# How do you solve 3x+3y=9, -4x+y=3?

Nov 18, 2016

Use linear combination to get the solution $\left(0 , 3\right)$.

#### Explanation:

$\textcolor{w h i t e}{a a} 3 x + 3 y = 9$
$\textcolor{red}{- 4 x + \textcolor{w h i t e}{a} y = 3}$

Multiiply the 2nd equation by $- 3$. This will allow you to "cancel out" the $y$ terms by adding the equations together. This technique is usually called "linear combination" or sometimes "elimination".
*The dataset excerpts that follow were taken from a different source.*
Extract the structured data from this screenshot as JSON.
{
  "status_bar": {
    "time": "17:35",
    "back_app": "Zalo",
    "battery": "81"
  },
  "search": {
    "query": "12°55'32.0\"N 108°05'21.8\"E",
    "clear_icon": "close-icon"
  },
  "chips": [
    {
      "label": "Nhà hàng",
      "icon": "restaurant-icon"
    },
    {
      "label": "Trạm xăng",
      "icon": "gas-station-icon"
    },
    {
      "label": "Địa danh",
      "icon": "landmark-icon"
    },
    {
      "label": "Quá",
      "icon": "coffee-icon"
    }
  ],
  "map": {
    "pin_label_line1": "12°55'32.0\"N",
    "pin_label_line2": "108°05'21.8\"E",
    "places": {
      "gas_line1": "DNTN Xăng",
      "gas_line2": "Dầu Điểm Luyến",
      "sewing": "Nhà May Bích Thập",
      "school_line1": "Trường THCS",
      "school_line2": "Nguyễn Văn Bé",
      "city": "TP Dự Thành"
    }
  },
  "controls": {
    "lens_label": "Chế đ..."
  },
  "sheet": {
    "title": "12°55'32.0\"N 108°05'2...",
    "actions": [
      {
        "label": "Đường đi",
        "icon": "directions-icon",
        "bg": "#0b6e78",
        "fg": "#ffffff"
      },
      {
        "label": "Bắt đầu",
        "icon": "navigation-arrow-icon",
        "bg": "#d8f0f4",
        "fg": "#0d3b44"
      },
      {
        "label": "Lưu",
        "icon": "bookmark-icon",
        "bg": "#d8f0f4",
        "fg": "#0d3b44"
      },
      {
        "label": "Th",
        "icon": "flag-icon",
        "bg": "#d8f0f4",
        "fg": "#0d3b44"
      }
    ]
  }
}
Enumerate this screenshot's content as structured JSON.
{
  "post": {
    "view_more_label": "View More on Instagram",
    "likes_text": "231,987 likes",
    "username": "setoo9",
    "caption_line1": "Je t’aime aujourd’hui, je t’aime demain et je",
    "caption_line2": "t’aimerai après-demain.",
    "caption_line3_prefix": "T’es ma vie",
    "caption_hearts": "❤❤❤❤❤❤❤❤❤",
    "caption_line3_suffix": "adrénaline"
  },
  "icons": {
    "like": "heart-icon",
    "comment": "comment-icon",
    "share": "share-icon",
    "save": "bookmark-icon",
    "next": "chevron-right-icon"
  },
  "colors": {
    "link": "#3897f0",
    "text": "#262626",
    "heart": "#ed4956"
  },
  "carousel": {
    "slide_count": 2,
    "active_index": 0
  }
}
$- 3 \left(\textcolor{red}{- 4 x + y = 3}\right)$

$\textcolor{red}{12 x - 3 y = - 9}$

Rewrite with the first equation and add the two equations together.

$\textcolor{w h i t e}{\setminus a} 3 x + 3 y = \textcolor{w h i t e}{a a} 9$
$\textcolor{red}{12 x - 3 y = - 9}$

$15 x = 0$

$\frac{15 x}{15} = \frac{0}{15} \textcolor{w h i t e}{a a a}$Divide both sides by 15

$x = 0$

Substitute $x = 0$ into either of the original equations. I will pick the first equation.

$3 x + 3 y = 9$

$3 \left(0\right) + 3 y = 9$

$3 y = 9$

$\frac{3 y}{3} = \frac{9}{3} \textcolor{w h i t e}{a a a}$Divide both sides by 3

$y = 3$

The solution is $\left(0 , 3\right)$.